About 40% of adults also said that they thought junk food adverts made it harder to help children eat a healthy and balanced diet.
Mike Hobday, the director of policy at the BHF, said: “This evidence shows that junk food ads are having a detrimental impact on children’s behaviour and are hindering parents’ efforts to get their children to eat healthily.
“We cannot allow companies to continue exploiting holes in the system at the expense of our children’s health.”
While the policy has been supported by the Academy of Medical Royal Colleges, Health Secretary Jeremy Hunt said: “banning and legislation is not always the answer … backing families to make better choices bring lasting change.”

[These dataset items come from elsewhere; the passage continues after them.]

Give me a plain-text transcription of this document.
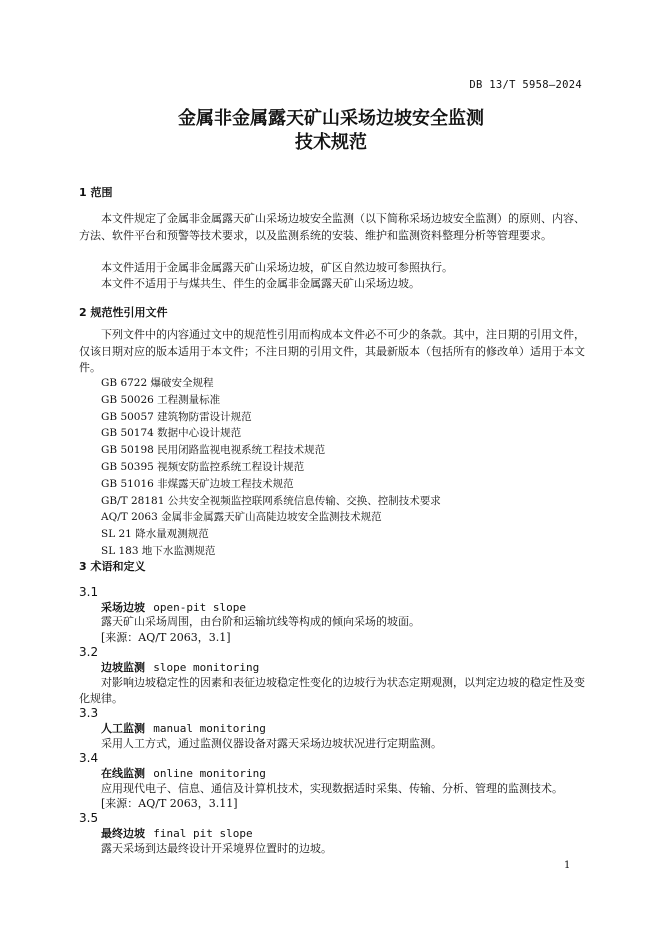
DB 13/T 5958—2024
金属非金属露天矿山采场边坡安全监测
技术规范
1 范围
本文件规定了金属非金属露天矿山采场边坡安全监测（以下简称采场边坡安全监测）的原则、内容、方法、软件平台和预警等技术要求，以及监测系统的安装、维护和监测资料整理分析等管理要求。
本文件适用于金属非金属露天矿山采场边坡，矿区自然边坡可参照执行。
本文件不适用于与煤共生、伴生的金属非金属露天矿山采场边坡。
2 规范性引用文件
下列文件中的内容通过文中的规范性引用而构成本文件必不可少的条款。其中，注日期的引用文件，仅该日期对应的版本适用于本文件；不注日期的引用文件，其最新版本（包括所有的修改单）适用于本文件。
GB 6722 爆破安全规程
GB 50026 工程测量标准
GB 50057 建筑物防雷设计规范
GB 50174 数据中心设计规范
GB 50198 民用闭路监视电视系统工程技术规范
GB 50395 视频安防监控系统工程设计规范
GB 51016 非煤露天矿边坡工程技术规范
GB/T 28181 公共安全视频监控联网系统信息传输、交换、控制技术要求
AQ/T 2063 金属非金属露天矿山高陡边坡安全监测技术规范
SL 21 降水量观测规范
SL 183 地下水监测规范
3 术语和定义
3.1
采场边坡 open-pit slope
露天矿山采场周围，由台阶和运输坑线等构成的倾向采场的坡面。
[来源：AQ/T 2063，3.1]
3.2
边坡监测 slope monitoring
对影响边坡稳定性的因素和表征边坡稳定性变化的边坡行为状态定期观测，以判定边坡的稳定性及变化规律。
3.3
人工监测 manual monitoring
采用人工方式，通过监测仪器设备对露天采场边坡状况进行定期监测。
3.4
在线监测 online monitoring
应用现代电子、信息、通信及计算机技术，实现数据适时采集、传输、分析、管理的监测技术。
[来源：AQ/T 2063，3.11]
3.5
最终边坡 final pit slope
露天采场到达最终设计开采境界位置时的边坡。
1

However, TV regulator Ofcom introduced restrictions on junk food advertising during programmes targeted at children in 2007 and industry body the Food and Drink Federation believe the laws are sufficient.
FDF director of food science and safety Barbara Gallani added: “In the UK we have one of the strictest advertising regulatory regimes in the world concerning the foods that can be advertised to children on TV.
“These rules are comprehensively adhered to and enforced.”